1) Sugar Cookie Decorating
|Some people can make these via|
This is a classic stand by for a way to get a crowd together. Just be prepared for a mess. Even baking the sugar cookies -- rolling out the dough and using cookie cutters can be fun for small children. And then when it is time for decorating, just let the group go at it. If your family is competitive you can even have prizes for best decoration, most creative, etc. Or you can guess who made which cookie. The most important thing to remember if you want people to have fun with this activity is you can't be a clean freak in the kitchen. Let the mess happen; clean it up when everyone has moved on to another room,
|Or it might turn out like this. Either way, the only goal is having fun. via|
2) Serial Podcast
If you have an older crowd I can't recommend this more. Sarah Koenig from NPR's This American Life has a series of podcasts exploring a murder that may have wrongfully put a teenager in jail for a life sentence. The last episode is posted tomorrow, so you would have the complete story to listen to over the holidays if you are the type that knocks out hours of obsession-worthy stories in one sitting. My husband have been sitting on the couch together after dinner for the past week or so listening to every podcast and it is just like sitting around a radio must have been for our parents and grandparent's generation. Even though you are individually listening to the story, there is something about this form of media that is so much more communal than watching TV or a movie. I can't say that this material is exactly Christmas-like, and definitely would be not appropriate for young children, but after the kids go to bed, your family may really enjoy delving into this true story and the discussions that it inspires afterwards as you go over the details and the facts together. Check out the free podcasts here.
3) Watch a Classic (preferably with sing along action)
|Meet Me in St Louis has some great Christmas classics! via|
Meet Me in St Louis
Wizard of Oz
You can count on these movies to bring back childhood memories for the older members of your family, and inspire new memories in the younger kids. If in doubt, a good rule of thumb is to pick a movie the oldest person in your family would have grown up with. The only way they will be entertained is if they can associate with the film, so don't pop in a recent cartoon and expect the grandparents not to complain or find something else to do.
4) Story Telling
|Don't you just want to sit around this tree for hours? via|
Ok this idea might not sound fun for everyone but it can really be tailored for your group. If you have young kids, why not turn the lights down, change into your Christmas PJs, and just let the glow from the tree and maybe a lamp or candle or two light the room. Hot chocolate is also a plus. Then let the adults take turns either reading their favorite Christmas books or telling their favorite fairy tale in a circle. It is interesting to let people tell their own version of a story that we all know -- what details do they leave out? What do they put in? Story telling can actually be fun for the adults that way. Voices and other shenanigans are encouraged.
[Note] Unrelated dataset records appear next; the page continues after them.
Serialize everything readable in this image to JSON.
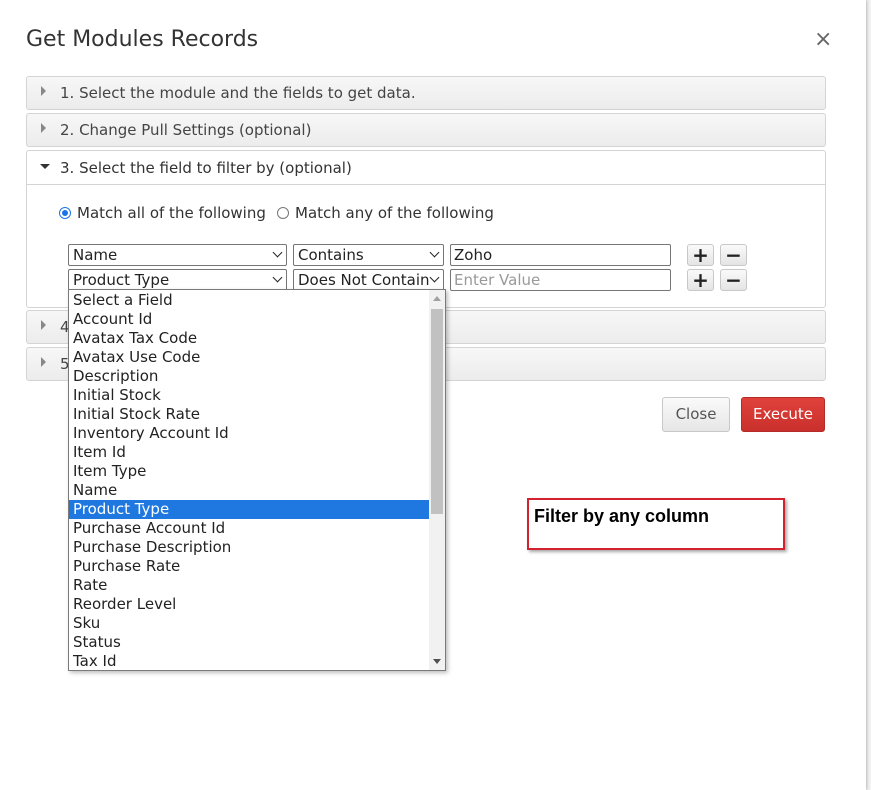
{
  "dialog": {
    "title": "Get Modules Records",
    "close_icon": "close-icon",
    "close_glyph": "×"
  },
  "sections": [
    {
      "label": "1. Select the module and the fields to get data."
    },
    {
      "label": "2. Change Pull Settings (optional)"
    },
    {
      "label": "3. Select the field to filter by (optional)"
    },
    {
      "label": "4"
    },
    {
      "label": "5"
    }
  ],
  "filter": {
    "match_all_label": "Match all of the following",
    "match_any_label": "Match any of the following",
    "match_mode": "all",
    "rows": [
      {
        "field": "Name",
        "operator": "Contains",
        "value": "Zoho",
        "placeholder": ""
      },
      {
        "field": "Product Type",
        "operator": "Does Not Contain",
        "value": "",
        "placeholder": "Enter Value"
      }
    ],
    "add_label": "+",
    "remove_label": "−"
  },
  "dropdown": {
    "selected": "Product Type",
    "options": [
      "Select a Field",
      "Account Id",
      "Avatax Tax Code",
      "Avatax Use Code",
      "Description",
      "Initial Stock",
      "Initial Stock Rate",
      "Inventory Account Id",
      "Item Id",
      "Item Type",
      "Name",
      "Product Type",
      "Purchase Account Id",
      "Purchase Description",
      "Purchase Rate",
      "Rate",
      "Reorder Level",
      "Sku",
      "Status",
      "Tax Id"
    ]
  },
  "buttons": {
    "close_label": "Close",
    "execute_label": "Execute"
  },
  "callout": {
    "text": "Filter by any column"
  },
  "colors": {
    "accent": "#1e78e0",
    "execute": "#d9534f",
    "callout_border": "#d3212d"
  }
}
If you don't have young kids, telling family stories is another great way to sit around the table after a meal or enjoying a nightcap together (do young people say this? I'm old at heart). Do you know how your grandparents met? Their childhood stories? These kind of stories are family heirlooms! My grandmother was an A+ story teller growing up and now that she has passed I find myself desperately clinging to the memories of those family stories that she shared. I feel like she was the lifeline to my family history, illustrating those names of your family tree with faces and lives. You may not realize it now, but this oral history is something that you will pass on to your own children one day too, so don't miss a chance to learn the past that makes up your family's own personal story book!